Several hurdles tend to crop up with heterocyclic halides, especially as batches scale from grams to kilos. One common issue is the formation of stubborn byproducts or isomers, which complicate purification. Careful reaction temperature control and fine-tuning of catalyst loads address these issues. In my network of process chemists, sharing data about solvent and reagent compatibility has streamlined troubleshooting. Open dialogue and pooling real-world experiences improves outcomes far more than simply following literature protocols.
Another pain point is the disposal of halogenated waste, which sometimes adds cost or regulatory overhead to a project. Green chemistry principles come into play here. Teams are exploring more use of recyclable solvents, continuous flow reactors, and more efficient ligands that lower scavenging costs. Adopting such strategies means less environmental burden and fewer regulatory headaches in the long run — wins not just for a chemistry department, but for broader business sustainability metrics.
Technical solutions also embrace automation. High-throughput screening of coupling conditions, in-line analytics, and automated purification mean researchers spend their time designing new targets, not waiting on slow conversions or painstaking column runs. Over the past decade, integrating such workflows with versatile intermediates like 4-Bromo-2-iodopyridine has modernized the day-to-day life of a synthetic chemist.
The environmental impact of halogenated reagents is a topic of real discussion in any industry that relies on organic synthesis. Chemical companies face growing pressure to minimize production waste, increase yields, and reduce hazardous byproducts. Compounds like 4-Bromo-2-iodopyridine, facilitating more efficient synthetic routes, form part of a practical solution. Cleaner, shorter sequences cut down on total waste and byproduct formation.
Industry standards now push toward green solvent use and energy reduction in all phases, from pilot lab to commercial plant. Some organizations support this shift by developing “greener” halopyridine production methods, employing catalytic systems with lower environmental burden and integrating renewable inputs wherever possible. As the business and scientific cases for environmental stewardship align, suppliers that invest in process improvement win loyalty from buyers seeking to future-proof their operations.

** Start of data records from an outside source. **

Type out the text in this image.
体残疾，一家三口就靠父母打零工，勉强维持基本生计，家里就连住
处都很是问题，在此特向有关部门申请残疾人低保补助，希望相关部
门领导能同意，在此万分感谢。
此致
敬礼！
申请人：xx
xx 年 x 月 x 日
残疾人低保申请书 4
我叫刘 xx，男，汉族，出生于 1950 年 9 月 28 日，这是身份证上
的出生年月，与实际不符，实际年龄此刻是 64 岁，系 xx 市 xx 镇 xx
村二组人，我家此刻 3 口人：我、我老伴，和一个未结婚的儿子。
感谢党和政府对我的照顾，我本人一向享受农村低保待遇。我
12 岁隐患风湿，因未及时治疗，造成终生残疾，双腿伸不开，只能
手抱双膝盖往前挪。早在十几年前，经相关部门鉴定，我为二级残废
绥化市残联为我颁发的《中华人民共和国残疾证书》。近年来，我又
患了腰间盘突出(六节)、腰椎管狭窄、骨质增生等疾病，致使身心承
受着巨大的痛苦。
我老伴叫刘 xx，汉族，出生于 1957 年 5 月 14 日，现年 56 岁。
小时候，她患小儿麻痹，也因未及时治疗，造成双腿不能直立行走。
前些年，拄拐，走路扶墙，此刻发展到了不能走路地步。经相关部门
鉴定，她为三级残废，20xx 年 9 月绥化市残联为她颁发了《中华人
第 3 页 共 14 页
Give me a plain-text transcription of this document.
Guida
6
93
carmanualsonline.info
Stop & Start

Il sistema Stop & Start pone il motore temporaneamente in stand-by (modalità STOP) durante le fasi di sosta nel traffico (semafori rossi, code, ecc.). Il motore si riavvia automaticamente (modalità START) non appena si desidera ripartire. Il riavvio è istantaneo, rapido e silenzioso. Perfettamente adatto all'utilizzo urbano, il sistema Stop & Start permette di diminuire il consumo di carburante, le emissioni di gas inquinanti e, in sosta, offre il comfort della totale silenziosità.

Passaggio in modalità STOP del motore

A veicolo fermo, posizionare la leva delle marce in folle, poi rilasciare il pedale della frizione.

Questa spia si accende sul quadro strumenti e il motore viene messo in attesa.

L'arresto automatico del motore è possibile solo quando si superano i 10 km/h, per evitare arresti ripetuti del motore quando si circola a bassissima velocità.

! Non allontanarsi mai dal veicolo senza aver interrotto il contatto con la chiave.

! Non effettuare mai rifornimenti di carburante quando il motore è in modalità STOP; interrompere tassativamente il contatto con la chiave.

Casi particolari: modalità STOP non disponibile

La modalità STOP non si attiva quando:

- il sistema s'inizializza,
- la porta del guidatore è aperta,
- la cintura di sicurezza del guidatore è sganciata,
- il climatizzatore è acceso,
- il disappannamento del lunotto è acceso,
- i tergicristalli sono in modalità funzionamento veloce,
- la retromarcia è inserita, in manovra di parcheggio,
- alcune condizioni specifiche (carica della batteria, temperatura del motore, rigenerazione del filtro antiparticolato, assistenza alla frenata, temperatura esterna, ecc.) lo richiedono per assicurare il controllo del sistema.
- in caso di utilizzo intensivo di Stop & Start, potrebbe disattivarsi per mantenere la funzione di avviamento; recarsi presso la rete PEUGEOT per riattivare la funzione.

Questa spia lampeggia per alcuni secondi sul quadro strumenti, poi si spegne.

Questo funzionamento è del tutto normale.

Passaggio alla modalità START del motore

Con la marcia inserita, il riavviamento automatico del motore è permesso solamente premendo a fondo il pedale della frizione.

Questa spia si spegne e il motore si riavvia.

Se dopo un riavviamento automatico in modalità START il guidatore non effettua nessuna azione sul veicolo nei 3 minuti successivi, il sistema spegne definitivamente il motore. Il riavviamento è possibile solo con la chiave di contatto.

As I reflect on the constant evolution of synthetic chemistry, 4-Bromo-2-iodopyridine stands as proof that even “niche” intermediates can drive real progress. Its impact is visible in faster time-to-analog for pharmaceutical teams, leaner process maps for scale-up groups, and more reliable access to complex heterocyclic scaffolds. Its distinctive combination of halides all but erases the divide between bench chemists pursuing new discoveries and process teams building those successes on the scale required by industry.
Looking ahead, the ongoing refinement in cross-coupling techniques, recycling protocols, and real-time analytics will keep raising the bar for what users expect from this class of chemical intermediates. Researchers will keep asking for higher purity, more sustainable production methods, and tighter supply chain transparency. Suppliers who can consistently deliver in these areas will see their products become indispensable across more sectors, from drug discovery to flexible electronics. The pursuit of better, faster, and greener solutions starts with building blocks like 4-Bromo-2-iodopyridine — shaping not just the molecules on the bench, but the entire practice and business of chemistry.